Ces cinq dernières années, le monde a beaucoup changé. Une pandémie mondiale a immobilisé une grande partie de la population mondiale et – de mon vivant, et probablement du vôtre aussi – les déplacements n’ont été jamais été aussi restreints. La guerre de la Russie contre l’Ukraine et, aujourd’hui, la guerre d’Israël contre le Hamas à Gaza provoquent des ondes de choc partout dans le monde et modifient le statut des pays et les droits de leurs citoyens.

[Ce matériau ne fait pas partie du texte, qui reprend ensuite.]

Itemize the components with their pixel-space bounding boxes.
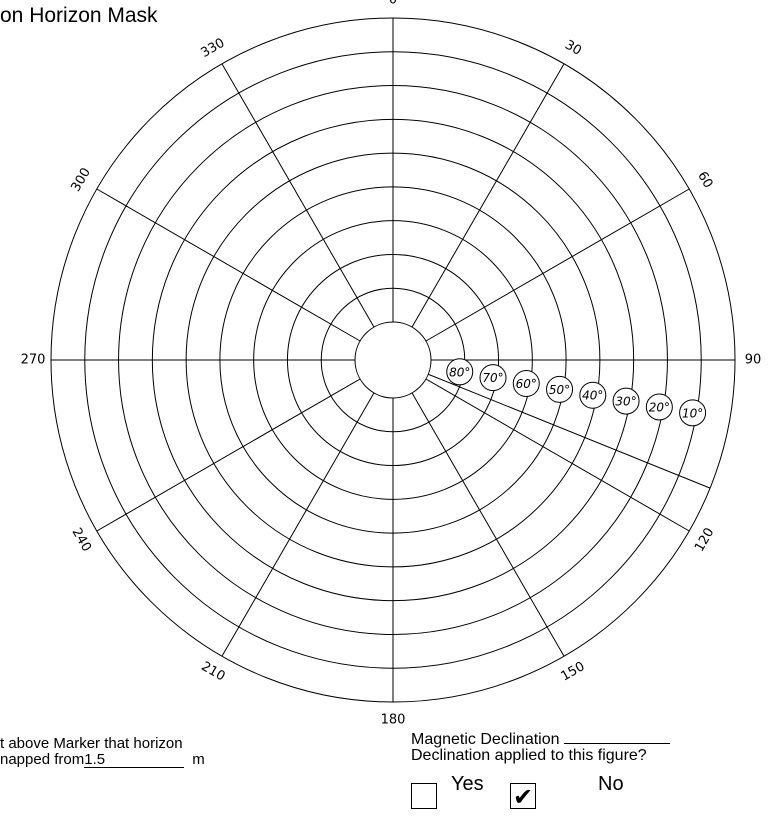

À l’aube de l’année 2024, les résultats annuels de l’indice Henley Passport donnent un aperçu des acteurs du pouvoir mondial, ainsi que de l’impact et de l’héritage des guerres et de la pandémie. Ils nous donnent également un aperçu de ce qui nous attend. S’appuyant sur des données exclusives de la plus grande base de données d’informations sur les voyages, l’Association internationale du transport aérien (IATA), et sur des recherches internes sérieuses, il classe les 199 passeports mondiaux en fonction du nombre de destinations que leurs détenteurs peuvent visiter sans avoir besoin d’un visa.

Classement des passeports

Vers la fin de l’année 2023, le Japon a perdu sa place en tête du classement des passeports pour la première fois en cinq ans, dépassé par Singapour. À l’aube de l’année 2024, ce classement a de nouveau changé. Cette fois-ci, cependant, un nombre sans précédent de six pays se partagent la première place, avec un accès sans visa à un nombre record de destinations.

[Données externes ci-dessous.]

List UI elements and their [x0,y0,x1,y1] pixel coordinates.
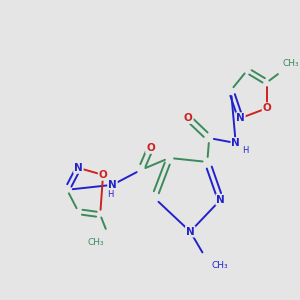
Text: CH₃: CH₃ [87,238,104,247]
Text: H: H [107,190,114,199]
Text: N: N [186,226,195,237]
Text: O: O [146,143,155,153]
Text: N: N [236,113,245,123]
Text: O: O [262,103,272,113]
Text: O: O [99,170,107,180]
Text: CH₃: CH₃ [282,59,299,68]
Text: H: H [242,146,248,155]
Text: N: N [74,163,83,173]
Text: N: N [216,195,225,205]
Text: CH₃: CH₃ [211,262,228,271]
Text: N: N [108,180,117,190]
Text: N: N [231,138,240,148]
Text: O: O [184,113,193,123]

Quatre États membres de l’UE – la France, l’Allemagne, l’Italie et l’Espagne – se joignent à Singapour et à un Japon renaissant pour se vanter d’avoir les passeports les plus puissants du monde, leurs citoyens pouvant se rendre sans visa dans 194 destinations sur 227.

En tête de l'indice des passeports à la fin de l'année 2023, Singapour a été rejoint par cinq autres pays.
En tête de l’indice des passeports à la fin de l’année 2023, Singapour a été rejoint par cinq autres pays.

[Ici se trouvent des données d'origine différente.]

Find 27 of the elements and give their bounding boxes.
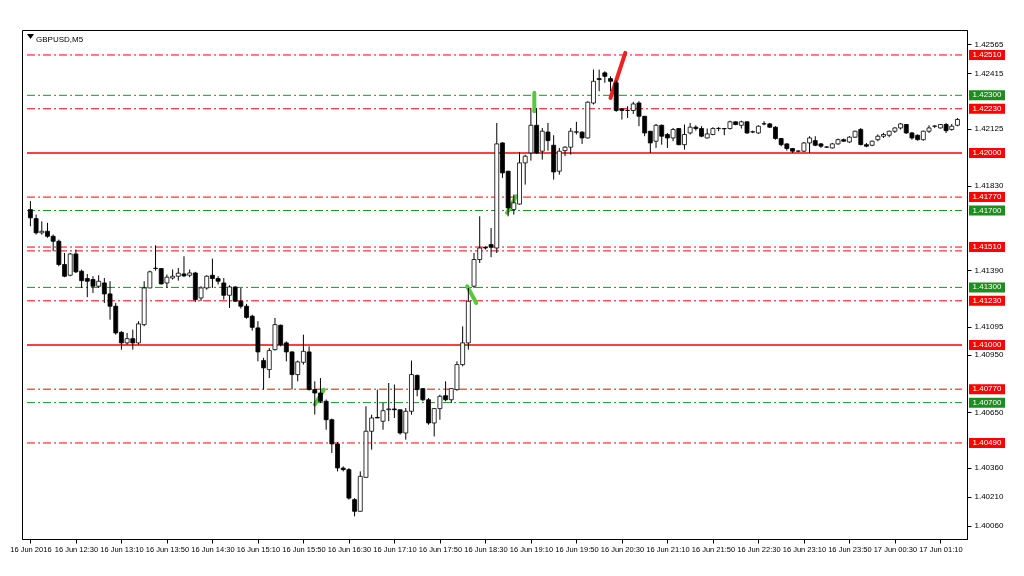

Le Royaume-Uni enregistre une légère amélioration par rapport à l’année dernière, avec un accès sans visa à trois pays supplémentaires, ce qui le porte à 191 et à la quatrième place, partagée avec le Luxembourg, le Portugal et la Norvège. Les États-Unis ont eux aussi inversé la tendance après une décennie de déclin, gagnant une place et se retrouvant à la septième place, avec 188 destinations accessibles sans visa, soit autant que le Canada et la Hongrie. Le Royaume-Uni et les États-Unis sont encore bien en deçà de ce qu’ils étaient il y a dix ans, lorsqu’ils dominaient le classement mondial en occupant conjointement la première place.

L’Afghanistan reste en bas de l’échelle, à la 104e place, avec une exemption de visa pour 28 destinations seulement, juste derrière la Syrie et l’Irak. Christian H. Kaelin, président de Henley & Partners, souligne que la tendance générale, depuis la création de ce classement il y a 19 ans, est à une liberté de voyage accrue, mais il note que l’écart de mobilité mondiale entre les pays en tête et en queue de classement est plus important que jamais. « Le nombre moyen de destinations auxquelles les voyageurs peuvent accéder sans visa a presque doublé, passant de 58 en 2006 à 111 en 2024. Cependant, en ce début d’année, les pays les mieux classés peuvent désormais se rendre sans visa dans 166 destinations de plus que l’Afghanistan. »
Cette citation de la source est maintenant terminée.